An idea is a point of departure and no more. As soon as you elaborate it, it becomes transformed by thought.
— Pablo Picasso

The phrase 'point of departure' was a phrase which echoed in my mind as I began framing the focus of my blog.  Like the opening page view of ships at sea (or not) I wanted to explore the disconnect between my wide open dreams and the present realities which have felt akin to being landlocked. As I shared in my original entry, I am still finding my way accepting the physical limitations which are so disparate from the spirit of who and how I see myself.  Likewise, the point(s) of departure from my fellows as my body simply could not reach the faces I wanted to reach has been difficult to resolve. I began to see just how many levels I was experiencing a separation.  One step forward, limp lag fall back.  

I googled 'point of departure' sure this phrase was larger than my own conceptions only to find the opening quote attributed to Pablo Picasso. Of course I congratulated myself for finding highbrow company.  

Reading Picasso's quote is heady stuff, lifting the phrase into the clouds.  Each reading spins my mind more than a bit, and when I think I grasp his 'aha' I find it has slipped away.

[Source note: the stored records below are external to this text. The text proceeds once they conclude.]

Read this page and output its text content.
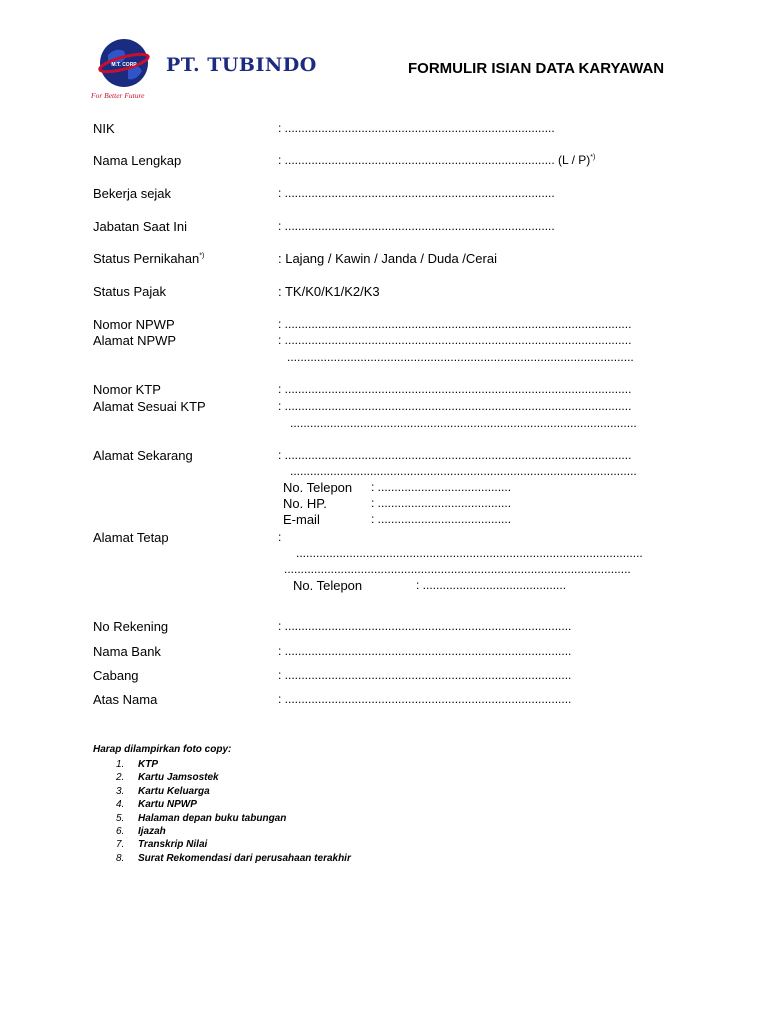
M.T. CORP
For Better Future
PT. TUBINDO	FORMULIR ISIAN DATA KARYAWAN
NIK	: .................................................................................
Nama Lengkap	: ................................................................................. (L / P)*)
Bekerja sejak	: .................................................................................
Jabatan Saat Ini	: .................................................................................
Status Pernikahan*)	: Lajang / Kawin / Janda / Duda /Cerai
Status Pajak	: TK/K0/K1/K2/K3
Nomor NPWP	: ........................................................................................................
Alamat NPWP	: ........................................................................................................
........................................................................................................
Nomor KTP	: ........................................................................................................
Alamat Sesuai KTP	: ........................................................................................................
........................................................................................................
Alamat Sekarang	: ........................................................................................................
........................................................................................................
No. Telepon : ........................................
No. HP.	: ........................................
E-mail	: ........................................
Alamat Tetap	:
........................................................................................................
........................................................................................................
No. Telepon	: ...........................................
No Rekening	: ......................................................................................
Nama Bank	: ......................................................................................
Cabang	: ......................................................................................
Atas Nama	: ......................................................................................
Harap dilampirkan foto copy:
1. KTP
2. Kartu Jamsostek
3. Kartu Keluarga
4. Kartu NPWP
5. Halaman depan buku tabungan
6. Ijazah
7. Transkrip Nilai
8. Surat Rekomendasi dari perusahaan terakhir
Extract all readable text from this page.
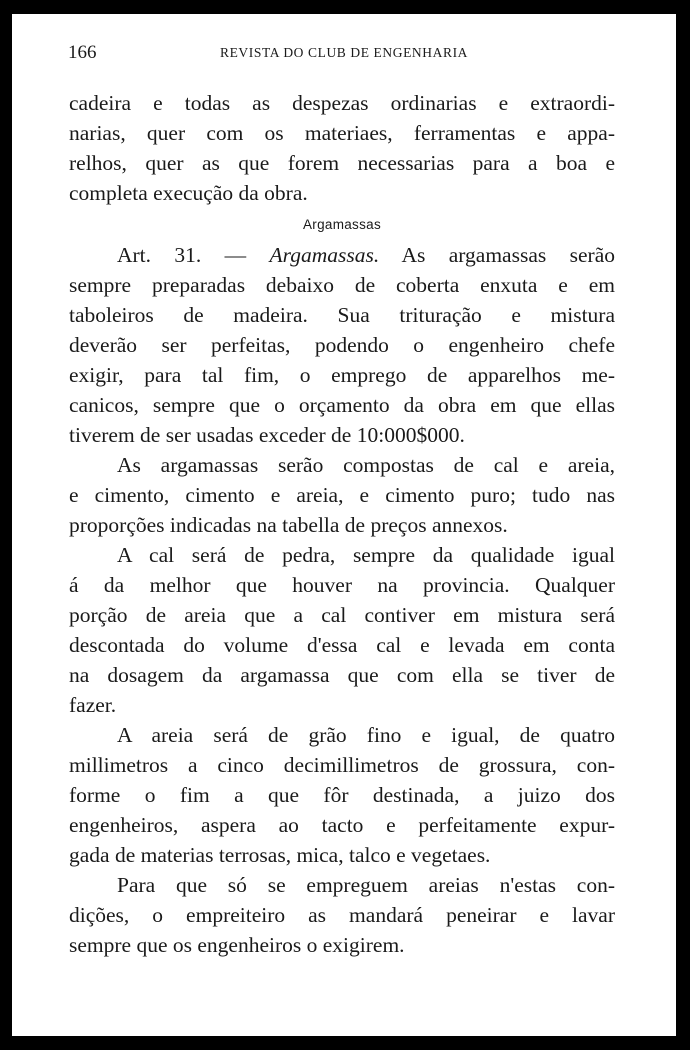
166	REVISTA DO CLUB DE ENGENHARIA
cadeira e todas as despezas ordinarias e extraordi-
narias, quer com os materiaes, ferramentas e appa-
relhos, quer as que forem necessarias para a boa e
completa execução da obra.
Argamassas
Art. 31. — Argamassas. As argamassas serão
sempre preparadas debaixo de coberta enxuta e em
taboleiros de madeira. Sua trituração e mistura
deverão ser perfeitas, podendo o engenheiro chefe
exigir, para tal fim, o emprego de apparelhos me-
canicos, sempre que o orçamento da obra em que ellas
tiverem de ser usadas exceder de 10:000$000.
As argamassas serão compostas de cal e areia,
e cimento, cimento e areia, e cimento puro; tudo nas
proporções indicadas na tabella de preços annexos.
A cal será de pedra, sempre da qualidade igual
á da melhor que houver na provincia. Qualquer
porção de areia que a cal contiver em mistura será
descontada do volume d'essa cal e levada em conta
na dosagem da argamassa que com ella se tiver de
fazer.
A areia será de grão fino e igual, de quatro
millimetros a cinco decimillimetros de grossura, con-
forme o fim a que fôr destinada, a juizo dos
engenheiros, aspera ao tacto e perfeitamente expur-
gada de materias terrosas, mica, talco e vegetaes.
Para que só se empreguem areias n'estas con-
dições, o empreiteiro as mandará peneirar e lavar
sempre que os engenheiros o exigirem.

With one exception; without any doubt I find Picasso's 'point of departure' a more freeing view than my original brain storms around these few words. It seems to me to express expansion where I saw limitations.  The counterpoint between visions seems to me where the answers might be found.

I was reminded just how ethereal any concept of self actually is.  It is little more than an idea, yet it seems the trappings of self convinced me rather of the all together different 'ideal'.  It awakens me once again to the pitfalls of attachments of most any kind, especially if I limit myself to an ideal. Life or better put, living!, is all about the elaboration, the transformation, the unexpected conversation. 

(Note to reader!  I am in cerebral outerspace; please breathe deeply so you may not die of lack of oxygen.  Or boredom.)

What I sense with the force of a butt kick is the universal condition of becoming disconnected with ourselves for infinite reasons.  I am truly not all that unique!  The particulars of each of our conditions which may throw us in deep water may be as infinite as the shades of blue reflecting off the calm sea; it is still the same sea. No matter if adrift for loss of compass, mutiny, iceberg, or foreclosure on our dream ship, the point seems to be "so what now, what next?".  

I blush with the heart knowledge I have been beached for many years and though I have dabbled in 'what is next?' I forgot about 'why not!'. Idealizing, romanticizing what seems improbable somehow prevented me from reaching into the grab bag of this universe to discover new dreams, different dreams, better dreams.  Big Dreams!!  I hang my head a bit, admitting to myself, deep inside I felt I did not deserve them.  Such a subtle, almost imperceptible shame for having become disabled. No worries! I realize the limitations I have operated from, knowingly or not, for far too long are nothing more than...

a point of departure and no more. I believe it is time to elaborate. I know it is time to transform!